Monday, November 7, 2011

A heart so happy it could break.

Have you ever felt such a phenomenon?

A moment in time, though you could not say how long, where you are eternally, completely, and (to quote Pride & Prejudice) incandescently happy?

I have a had a few such moments.

My heart feeling like it could explode and my soul wishing to capture through a mental photograph this moment where all with the world is quite completely, right.

I have been thinking about such moments this evening upon concluding my second reading of Sheldon Vanauken's A Severe Mercy. The story is one I shall not even attempt to recreate for you, because you must experience it yourself. But it is a grand story and involves pagan love and holy love and every kind in between. Throughout this story the couple, Davy and Van, constantly relish and seek out a timelessness within the world. The moments of shared peace, and utter joy at the stillness of the world are those to which they cling most dearly.

Now this comes from a sort of high paganism, an extreme love of beauty and the love of love itself, and yet at the end of this journey Vanauken contemplates the question that this begs: If we so love timelessness, how is it that we are in an environment that is time? It must mean that we were not meant to be in time, right?

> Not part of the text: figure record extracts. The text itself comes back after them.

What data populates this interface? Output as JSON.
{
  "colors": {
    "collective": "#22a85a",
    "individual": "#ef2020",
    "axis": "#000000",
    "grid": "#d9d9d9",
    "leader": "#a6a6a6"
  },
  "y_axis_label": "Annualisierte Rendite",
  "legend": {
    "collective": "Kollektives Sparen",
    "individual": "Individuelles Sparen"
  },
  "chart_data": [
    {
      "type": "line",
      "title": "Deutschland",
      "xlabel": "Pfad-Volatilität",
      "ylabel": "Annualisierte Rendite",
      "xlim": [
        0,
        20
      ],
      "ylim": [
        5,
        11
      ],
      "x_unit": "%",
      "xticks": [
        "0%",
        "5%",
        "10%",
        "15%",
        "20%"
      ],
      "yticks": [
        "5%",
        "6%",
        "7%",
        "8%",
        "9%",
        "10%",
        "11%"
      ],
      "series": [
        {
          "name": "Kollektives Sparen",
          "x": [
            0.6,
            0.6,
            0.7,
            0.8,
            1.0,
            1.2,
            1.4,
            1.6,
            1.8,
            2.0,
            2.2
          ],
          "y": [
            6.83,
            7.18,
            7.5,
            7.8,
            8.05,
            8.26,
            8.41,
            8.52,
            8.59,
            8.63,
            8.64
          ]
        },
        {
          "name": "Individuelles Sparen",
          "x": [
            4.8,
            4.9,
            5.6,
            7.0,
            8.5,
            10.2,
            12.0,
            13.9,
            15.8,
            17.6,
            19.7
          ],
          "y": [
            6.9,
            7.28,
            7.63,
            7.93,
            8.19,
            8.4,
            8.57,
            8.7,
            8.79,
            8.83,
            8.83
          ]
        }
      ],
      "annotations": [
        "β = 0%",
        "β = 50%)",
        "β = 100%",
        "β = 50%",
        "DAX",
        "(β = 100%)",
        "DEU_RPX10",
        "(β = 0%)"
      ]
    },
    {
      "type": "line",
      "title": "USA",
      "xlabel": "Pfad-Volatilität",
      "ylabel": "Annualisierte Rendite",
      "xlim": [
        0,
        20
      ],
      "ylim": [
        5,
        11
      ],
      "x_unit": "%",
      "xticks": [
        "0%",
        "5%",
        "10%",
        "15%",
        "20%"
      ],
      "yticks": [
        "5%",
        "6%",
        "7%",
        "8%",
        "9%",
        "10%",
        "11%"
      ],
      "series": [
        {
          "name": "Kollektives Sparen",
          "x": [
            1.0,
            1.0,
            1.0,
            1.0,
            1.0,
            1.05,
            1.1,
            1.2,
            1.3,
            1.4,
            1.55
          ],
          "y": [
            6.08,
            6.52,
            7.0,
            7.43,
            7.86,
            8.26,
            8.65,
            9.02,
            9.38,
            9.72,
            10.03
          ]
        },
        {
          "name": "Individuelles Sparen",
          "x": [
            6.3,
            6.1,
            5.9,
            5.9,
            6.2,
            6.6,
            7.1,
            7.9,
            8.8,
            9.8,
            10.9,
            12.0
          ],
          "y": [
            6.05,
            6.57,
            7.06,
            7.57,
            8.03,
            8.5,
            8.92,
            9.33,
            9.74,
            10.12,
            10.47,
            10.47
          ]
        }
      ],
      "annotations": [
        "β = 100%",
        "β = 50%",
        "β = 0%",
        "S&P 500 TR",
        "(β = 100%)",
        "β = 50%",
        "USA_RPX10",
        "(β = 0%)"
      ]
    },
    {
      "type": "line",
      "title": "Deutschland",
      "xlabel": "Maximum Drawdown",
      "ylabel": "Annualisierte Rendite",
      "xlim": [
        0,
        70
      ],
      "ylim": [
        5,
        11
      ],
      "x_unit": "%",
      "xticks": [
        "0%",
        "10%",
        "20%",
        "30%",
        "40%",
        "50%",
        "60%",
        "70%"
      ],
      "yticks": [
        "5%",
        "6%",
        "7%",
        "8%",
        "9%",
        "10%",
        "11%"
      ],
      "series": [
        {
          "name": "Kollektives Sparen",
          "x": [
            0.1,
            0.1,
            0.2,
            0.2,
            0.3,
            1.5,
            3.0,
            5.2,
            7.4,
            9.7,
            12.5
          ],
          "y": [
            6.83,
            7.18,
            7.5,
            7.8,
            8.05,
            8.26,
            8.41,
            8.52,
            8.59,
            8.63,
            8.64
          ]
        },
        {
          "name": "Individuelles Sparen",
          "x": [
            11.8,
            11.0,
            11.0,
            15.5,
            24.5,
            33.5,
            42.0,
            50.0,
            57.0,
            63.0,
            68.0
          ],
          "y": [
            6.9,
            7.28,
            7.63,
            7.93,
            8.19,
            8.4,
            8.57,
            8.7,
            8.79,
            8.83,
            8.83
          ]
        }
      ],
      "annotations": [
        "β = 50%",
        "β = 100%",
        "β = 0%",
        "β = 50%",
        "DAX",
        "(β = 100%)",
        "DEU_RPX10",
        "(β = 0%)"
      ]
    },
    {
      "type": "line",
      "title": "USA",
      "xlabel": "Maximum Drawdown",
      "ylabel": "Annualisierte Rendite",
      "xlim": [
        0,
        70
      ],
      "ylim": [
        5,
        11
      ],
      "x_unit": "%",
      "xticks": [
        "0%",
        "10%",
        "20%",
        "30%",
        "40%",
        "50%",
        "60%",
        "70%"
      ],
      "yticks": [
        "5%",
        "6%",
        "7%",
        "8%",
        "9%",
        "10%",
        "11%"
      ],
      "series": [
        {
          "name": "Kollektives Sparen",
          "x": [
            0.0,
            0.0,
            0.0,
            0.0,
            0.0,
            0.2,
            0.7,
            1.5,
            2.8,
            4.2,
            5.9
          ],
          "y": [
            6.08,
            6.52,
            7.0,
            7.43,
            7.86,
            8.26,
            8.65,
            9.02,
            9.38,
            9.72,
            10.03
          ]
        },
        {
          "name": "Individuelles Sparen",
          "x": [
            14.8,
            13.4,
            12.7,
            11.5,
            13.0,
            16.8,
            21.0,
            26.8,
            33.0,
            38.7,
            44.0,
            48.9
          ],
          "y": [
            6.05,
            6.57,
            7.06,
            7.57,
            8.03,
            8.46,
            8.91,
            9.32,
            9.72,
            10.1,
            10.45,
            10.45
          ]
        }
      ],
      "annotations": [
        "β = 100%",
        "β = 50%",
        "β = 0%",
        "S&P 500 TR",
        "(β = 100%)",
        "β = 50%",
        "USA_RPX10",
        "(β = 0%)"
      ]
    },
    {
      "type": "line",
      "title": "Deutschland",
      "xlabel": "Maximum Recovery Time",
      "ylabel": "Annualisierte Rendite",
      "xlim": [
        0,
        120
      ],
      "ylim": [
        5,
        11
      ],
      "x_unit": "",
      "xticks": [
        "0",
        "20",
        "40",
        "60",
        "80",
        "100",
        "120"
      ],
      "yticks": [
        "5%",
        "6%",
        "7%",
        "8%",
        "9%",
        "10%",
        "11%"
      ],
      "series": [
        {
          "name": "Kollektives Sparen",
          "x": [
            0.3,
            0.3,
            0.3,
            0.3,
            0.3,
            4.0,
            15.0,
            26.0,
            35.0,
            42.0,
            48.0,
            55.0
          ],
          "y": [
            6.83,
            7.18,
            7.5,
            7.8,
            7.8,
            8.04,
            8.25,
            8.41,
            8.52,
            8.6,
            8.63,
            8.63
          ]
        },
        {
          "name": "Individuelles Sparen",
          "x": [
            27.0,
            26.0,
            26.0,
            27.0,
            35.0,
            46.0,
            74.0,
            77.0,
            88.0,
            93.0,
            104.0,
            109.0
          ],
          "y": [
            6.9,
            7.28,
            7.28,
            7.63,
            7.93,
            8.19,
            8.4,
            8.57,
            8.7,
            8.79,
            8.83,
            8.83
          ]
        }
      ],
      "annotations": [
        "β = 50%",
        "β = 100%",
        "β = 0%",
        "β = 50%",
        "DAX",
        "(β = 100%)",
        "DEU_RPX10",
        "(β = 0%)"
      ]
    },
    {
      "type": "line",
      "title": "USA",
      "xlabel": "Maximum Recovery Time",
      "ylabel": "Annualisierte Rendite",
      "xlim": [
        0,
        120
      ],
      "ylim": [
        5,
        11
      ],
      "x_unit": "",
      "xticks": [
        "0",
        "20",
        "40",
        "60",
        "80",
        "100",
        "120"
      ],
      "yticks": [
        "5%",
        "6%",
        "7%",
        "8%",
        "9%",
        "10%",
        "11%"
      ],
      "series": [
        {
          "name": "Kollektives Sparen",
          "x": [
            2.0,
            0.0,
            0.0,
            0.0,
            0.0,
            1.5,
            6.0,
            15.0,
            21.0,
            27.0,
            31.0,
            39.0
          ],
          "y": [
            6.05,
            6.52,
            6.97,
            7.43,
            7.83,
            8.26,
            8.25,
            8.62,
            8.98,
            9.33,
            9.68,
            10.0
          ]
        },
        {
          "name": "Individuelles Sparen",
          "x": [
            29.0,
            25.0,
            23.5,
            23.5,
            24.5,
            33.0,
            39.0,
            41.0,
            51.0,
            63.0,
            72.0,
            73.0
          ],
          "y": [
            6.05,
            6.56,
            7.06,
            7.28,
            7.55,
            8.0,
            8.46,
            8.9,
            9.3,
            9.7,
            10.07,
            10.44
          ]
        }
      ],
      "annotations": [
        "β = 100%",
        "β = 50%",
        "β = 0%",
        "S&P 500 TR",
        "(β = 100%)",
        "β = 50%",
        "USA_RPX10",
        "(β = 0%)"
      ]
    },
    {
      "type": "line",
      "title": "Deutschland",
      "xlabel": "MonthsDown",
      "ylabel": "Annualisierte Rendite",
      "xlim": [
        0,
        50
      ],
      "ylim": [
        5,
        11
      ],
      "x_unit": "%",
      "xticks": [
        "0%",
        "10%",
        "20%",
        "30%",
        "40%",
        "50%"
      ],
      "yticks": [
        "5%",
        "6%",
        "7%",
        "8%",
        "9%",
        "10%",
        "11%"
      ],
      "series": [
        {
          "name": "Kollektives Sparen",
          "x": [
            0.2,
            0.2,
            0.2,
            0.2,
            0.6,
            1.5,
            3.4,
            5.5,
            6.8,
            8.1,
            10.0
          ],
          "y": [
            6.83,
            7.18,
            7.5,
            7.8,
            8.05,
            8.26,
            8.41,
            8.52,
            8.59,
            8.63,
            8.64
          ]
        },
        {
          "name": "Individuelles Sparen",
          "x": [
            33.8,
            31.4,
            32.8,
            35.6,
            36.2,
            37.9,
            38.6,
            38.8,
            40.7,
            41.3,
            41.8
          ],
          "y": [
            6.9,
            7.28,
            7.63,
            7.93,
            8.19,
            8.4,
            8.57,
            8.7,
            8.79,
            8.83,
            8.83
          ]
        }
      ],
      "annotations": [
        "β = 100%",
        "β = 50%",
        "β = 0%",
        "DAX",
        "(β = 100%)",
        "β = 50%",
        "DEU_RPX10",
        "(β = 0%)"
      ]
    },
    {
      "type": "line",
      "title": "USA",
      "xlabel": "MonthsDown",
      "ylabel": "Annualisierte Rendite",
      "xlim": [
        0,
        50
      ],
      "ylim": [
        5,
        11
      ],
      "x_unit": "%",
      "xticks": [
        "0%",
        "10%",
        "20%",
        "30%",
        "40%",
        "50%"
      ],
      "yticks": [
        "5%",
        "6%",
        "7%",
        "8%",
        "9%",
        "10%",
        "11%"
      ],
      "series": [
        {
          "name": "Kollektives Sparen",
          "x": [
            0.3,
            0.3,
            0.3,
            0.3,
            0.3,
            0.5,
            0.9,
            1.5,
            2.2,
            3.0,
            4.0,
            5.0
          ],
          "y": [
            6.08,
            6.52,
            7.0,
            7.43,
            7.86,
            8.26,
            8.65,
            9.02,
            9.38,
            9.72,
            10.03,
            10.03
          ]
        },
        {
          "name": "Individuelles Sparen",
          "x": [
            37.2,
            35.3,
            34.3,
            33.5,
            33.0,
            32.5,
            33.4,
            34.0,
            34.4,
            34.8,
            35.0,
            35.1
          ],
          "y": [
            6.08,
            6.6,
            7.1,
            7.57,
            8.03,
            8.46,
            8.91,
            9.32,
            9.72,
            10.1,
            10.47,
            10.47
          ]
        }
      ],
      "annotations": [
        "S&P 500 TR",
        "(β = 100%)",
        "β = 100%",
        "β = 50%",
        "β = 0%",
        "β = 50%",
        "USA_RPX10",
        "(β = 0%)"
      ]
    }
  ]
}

"Never were people more harried by time: by watches, by buzzers, by time clocks, by precise schedules, by the beginning of the programme. There is, in fact, some truth in 'the good old days' : no other civilisation of the past was ever so harried by time." 

It feels downright unnatural.

I myself tend to lean towards high paganism in finding more beauty in the love of love itself and the world around me than in the Divine being of the Lord and yet this idea, this concept that the timelessness that I have so often felt my heart yearn towards is indeed God's will for us...well it makes my heart so happy I believe it just might break.